First, this project relies on valence and arousal ratings to characterize the affective states associated with the narratives in a matched sample and compares these ratings with predictions from GPT and linguistic databases. Second, it attempts to map fMRI activations associated with affect during narrative listening. Third, it leverages of the high temporal resolution of EEG to refine our understanding of the spectral property of affect encoding.

Finally, it will attempt to develop a model of affect to uncover the mechanisms and causal relationships in the affective neural networks. This project is novel in the combination of elements it brings together, such as investigating the effect of age and sex on the representation of affect with dynamically unfolding stimuli, providing a more naturalistic evaluation of affect than traditional event-related paradigms.
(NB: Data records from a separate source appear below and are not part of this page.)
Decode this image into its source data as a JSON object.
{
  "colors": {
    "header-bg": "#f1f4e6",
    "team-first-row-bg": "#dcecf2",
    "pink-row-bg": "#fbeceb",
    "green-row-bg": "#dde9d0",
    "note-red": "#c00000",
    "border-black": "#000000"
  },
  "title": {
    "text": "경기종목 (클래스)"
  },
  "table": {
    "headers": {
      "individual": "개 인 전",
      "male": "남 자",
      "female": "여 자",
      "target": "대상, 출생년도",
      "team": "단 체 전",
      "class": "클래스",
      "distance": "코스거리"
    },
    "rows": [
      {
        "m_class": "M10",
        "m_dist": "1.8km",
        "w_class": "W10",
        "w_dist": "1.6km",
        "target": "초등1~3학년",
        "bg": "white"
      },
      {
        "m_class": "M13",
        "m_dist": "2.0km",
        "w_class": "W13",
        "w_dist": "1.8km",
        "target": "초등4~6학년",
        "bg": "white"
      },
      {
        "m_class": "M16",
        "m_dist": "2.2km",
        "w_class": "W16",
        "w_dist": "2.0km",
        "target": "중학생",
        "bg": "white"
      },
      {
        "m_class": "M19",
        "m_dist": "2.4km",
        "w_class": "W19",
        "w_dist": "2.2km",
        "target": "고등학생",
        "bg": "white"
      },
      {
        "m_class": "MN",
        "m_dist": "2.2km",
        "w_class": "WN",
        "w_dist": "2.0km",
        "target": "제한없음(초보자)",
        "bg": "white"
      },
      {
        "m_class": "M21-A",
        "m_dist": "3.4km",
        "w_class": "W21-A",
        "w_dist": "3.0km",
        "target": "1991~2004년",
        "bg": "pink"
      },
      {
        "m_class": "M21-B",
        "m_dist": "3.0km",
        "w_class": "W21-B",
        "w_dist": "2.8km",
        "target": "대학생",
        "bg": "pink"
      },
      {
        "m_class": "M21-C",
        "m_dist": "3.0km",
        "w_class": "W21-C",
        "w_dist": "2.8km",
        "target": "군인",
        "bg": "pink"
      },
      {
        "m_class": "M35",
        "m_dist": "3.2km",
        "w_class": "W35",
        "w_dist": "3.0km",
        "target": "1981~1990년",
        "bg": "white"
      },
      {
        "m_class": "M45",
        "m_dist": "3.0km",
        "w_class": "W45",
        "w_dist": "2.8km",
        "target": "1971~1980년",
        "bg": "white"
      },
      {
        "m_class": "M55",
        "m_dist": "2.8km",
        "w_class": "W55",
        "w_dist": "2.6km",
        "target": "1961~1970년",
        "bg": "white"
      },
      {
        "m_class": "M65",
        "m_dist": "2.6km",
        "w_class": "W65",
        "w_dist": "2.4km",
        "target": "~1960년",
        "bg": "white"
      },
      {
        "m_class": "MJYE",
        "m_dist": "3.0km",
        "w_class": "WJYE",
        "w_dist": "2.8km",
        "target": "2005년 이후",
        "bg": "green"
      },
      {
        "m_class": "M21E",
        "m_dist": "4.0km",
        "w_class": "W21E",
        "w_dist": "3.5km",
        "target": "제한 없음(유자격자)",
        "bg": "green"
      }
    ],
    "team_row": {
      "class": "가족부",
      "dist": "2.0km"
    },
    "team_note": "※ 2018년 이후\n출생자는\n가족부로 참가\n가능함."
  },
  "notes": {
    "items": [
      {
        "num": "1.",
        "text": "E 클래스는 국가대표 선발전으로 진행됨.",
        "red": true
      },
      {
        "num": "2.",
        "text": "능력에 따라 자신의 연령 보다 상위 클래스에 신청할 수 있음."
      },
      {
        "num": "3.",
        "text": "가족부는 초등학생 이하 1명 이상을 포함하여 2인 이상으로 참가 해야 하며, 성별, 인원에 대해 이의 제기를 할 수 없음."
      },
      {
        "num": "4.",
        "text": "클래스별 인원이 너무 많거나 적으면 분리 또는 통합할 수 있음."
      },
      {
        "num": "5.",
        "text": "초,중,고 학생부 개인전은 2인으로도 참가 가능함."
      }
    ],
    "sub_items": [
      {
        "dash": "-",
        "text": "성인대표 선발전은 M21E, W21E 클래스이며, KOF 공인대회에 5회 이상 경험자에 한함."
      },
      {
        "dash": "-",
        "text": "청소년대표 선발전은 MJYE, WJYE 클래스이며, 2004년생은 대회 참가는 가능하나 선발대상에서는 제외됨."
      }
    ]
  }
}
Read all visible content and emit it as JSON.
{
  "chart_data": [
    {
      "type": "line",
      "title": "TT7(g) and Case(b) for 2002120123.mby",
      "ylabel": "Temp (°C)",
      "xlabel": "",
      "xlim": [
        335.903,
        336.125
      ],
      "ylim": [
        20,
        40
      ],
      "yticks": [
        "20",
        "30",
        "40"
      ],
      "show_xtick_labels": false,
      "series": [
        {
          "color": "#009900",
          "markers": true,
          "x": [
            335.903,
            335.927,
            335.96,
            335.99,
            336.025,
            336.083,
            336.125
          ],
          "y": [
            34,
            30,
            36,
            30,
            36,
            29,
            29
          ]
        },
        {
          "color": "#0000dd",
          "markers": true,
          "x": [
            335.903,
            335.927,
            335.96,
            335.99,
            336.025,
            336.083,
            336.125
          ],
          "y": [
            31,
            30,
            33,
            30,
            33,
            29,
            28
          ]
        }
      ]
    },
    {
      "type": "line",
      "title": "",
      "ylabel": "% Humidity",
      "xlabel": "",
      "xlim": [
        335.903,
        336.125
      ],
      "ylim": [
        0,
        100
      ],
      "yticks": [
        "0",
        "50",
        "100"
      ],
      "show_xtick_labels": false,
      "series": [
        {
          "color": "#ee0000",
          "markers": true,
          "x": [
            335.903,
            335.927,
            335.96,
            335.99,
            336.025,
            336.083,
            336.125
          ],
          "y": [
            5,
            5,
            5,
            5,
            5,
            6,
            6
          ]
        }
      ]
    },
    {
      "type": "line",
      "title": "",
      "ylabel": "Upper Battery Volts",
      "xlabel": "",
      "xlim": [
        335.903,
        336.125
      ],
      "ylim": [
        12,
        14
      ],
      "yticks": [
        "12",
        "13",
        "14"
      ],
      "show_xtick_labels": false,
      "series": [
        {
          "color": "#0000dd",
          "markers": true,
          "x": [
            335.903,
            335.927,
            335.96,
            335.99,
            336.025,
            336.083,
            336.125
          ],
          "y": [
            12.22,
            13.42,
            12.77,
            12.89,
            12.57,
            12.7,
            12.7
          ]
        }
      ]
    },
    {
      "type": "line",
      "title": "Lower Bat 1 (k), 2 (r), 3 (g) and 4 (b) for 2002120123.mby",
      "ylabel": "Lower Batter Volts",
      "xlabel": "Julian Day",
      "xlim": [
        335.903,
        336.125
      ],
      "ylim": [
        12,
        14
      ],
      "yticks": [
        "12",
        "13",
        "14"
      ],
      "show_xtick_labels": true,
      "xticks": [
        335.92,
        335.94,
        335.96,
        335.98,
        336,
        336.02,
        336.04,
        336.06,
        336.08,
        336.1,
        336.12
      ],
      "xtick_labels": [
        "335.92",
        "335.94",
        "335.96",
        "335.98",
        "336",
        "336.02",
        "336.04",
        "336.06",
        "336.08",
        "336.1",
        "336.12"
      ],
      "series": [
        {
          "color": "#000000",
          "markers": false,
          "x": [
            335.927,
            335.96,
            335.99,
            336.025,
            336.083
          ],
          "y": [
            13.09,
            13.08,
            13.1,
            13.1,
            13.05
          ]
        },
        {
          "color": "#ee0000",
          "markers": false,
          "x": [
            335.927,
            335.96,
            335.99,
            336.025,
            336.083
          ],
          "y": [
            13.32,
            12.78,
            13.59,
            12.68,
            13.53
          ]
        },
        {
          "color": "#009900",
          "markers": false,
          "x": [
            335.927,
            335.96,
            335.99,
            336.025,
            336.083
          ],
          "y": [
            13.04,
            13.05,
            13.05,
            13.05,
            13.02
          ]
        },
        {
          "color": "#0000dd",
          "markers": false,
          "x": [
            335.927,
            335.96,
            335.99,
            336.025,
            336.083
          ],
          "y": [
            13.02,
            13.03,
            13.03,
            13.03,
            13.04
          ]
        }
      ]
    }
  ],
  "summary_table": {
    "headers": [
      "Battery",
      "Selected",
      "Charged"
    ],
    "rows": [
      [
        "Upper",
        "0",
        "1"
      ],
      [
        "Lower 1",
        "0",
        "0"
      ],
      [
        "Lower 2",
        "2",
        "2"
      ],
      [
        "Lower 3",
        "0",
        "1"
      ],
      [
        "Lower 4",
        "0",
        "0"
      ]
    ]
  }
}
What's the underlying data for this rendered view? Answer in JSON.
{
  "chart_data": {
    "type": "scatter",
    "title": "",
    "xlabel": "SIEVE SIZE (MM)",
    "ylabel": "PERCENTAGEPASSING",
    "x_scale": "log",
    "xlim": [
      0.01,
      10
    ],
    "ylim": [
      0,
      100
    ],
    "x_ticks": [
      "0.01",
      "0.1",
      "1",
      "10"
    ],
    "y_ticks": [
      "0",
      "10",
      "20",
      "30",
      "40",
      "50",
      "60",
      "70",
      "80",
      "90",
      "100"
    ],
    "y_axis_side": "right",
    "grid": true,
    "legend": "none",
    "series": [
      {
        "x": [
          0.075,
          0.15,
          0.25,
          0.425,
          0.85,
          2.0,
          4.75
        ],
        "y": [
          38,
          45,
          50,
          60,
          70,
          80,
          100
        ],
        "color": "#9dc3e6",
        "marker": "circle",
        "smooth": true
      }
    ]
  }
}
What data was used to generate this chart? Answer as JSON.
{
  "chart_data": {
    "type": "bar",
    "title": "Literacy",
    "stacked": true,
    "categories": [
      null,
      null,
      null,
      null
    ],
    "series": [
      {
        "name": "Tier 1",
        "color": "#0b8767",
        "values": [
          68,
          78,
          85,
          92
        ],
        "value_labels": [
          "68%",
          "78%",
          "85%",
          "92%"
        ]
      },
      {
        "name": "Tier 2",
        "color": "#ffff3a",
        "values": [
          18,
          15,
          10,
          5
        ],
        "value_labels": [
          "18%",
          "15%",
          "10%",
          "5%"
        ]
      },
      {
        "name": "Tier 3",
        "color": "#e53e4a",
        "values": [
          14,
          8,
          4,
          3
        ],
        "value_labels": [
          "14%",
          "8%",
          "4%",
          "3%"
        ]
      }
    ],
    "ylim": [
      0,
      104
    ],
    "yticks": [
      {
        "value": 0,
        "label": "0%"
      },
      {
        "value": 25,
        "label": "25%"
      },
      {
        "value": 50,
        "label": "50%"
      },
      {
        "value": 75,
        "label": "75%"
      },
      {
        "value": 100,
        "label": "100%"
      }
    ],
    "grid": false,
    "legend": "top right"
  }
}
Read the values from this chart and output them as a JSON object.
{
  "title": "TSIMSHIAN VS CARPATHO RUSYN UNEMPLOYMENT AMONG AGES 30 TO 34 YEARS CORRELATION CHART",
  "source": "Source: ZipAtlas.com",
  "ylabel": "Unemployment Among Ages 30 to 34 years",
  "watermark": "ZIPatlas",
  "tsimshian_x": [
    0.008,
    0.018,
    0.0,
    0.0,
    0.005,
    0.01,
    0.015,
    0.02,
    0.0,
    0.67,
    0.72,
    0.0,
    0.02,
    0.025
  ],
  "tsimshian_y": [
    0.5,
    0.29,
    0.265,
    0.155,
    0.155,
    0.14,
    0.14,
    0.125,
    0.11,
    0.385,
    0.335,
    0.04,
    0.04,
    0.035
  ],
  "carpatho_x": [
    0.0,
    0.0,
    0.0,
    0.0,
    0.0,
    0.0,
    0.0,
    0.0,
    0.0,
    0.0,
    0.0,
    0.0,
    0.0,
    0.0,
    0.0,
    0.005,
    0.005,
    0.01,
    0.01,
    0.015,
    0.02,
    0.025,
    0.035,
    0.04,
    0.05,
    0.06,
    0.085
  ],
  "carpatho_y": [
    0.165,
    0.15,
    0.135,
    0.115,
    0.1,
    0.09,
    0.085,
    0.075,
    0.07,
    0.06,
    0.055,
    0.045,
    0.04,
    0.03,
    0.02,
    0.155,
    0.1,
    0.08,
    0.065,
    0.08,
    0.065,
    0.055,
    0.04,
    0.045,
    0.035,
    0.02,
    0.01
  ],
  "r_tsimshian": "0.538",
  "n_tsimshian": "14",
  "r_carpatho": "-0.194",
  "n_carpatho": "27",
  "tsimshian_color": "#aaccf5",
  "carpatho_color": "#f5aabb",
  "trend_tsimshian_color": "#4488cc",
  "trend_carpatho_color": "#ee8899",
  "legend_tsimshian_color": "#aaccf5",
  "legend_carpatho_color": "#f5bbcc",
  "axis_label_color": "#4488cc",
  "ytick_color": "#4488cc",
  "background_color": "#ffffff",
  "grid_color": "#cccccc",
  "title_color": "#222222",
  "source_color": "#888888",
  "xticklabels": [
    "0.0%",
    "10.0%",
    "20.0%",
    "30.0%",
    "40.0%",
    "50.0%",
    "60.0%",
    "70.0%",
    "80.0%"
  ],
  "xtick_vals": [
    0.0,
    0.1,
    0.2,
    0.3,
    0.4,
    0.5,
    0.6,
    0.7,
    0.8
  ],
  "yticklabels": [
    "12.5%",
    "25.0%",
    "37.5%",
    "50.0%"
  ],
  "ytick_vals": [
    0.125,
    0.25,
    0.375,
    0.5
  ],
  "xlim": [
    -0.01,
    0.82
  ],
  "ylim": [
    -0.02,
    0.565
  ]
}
It also relies on GPT to automate valence evaluation in narrative and uses EEG, fMRI, and modeling of the brain to push the current boundaries in our understanding of emotions. By investigating how affect is encoded in neurotypical individuals and naturalistic situations, this project seeks to build a foundation for future projects to understand better affect dysregulation and devise more effective preventive and therapeutic strategies.

This project adheres to open science principles and offers a multidisciplinary environment for students from underrepresented groups in STEM.

This award reflects NSF's statutory mission and has been deemed worthy of support through evaluation using the Foundation's intellectual merit and broader impacts review criteria.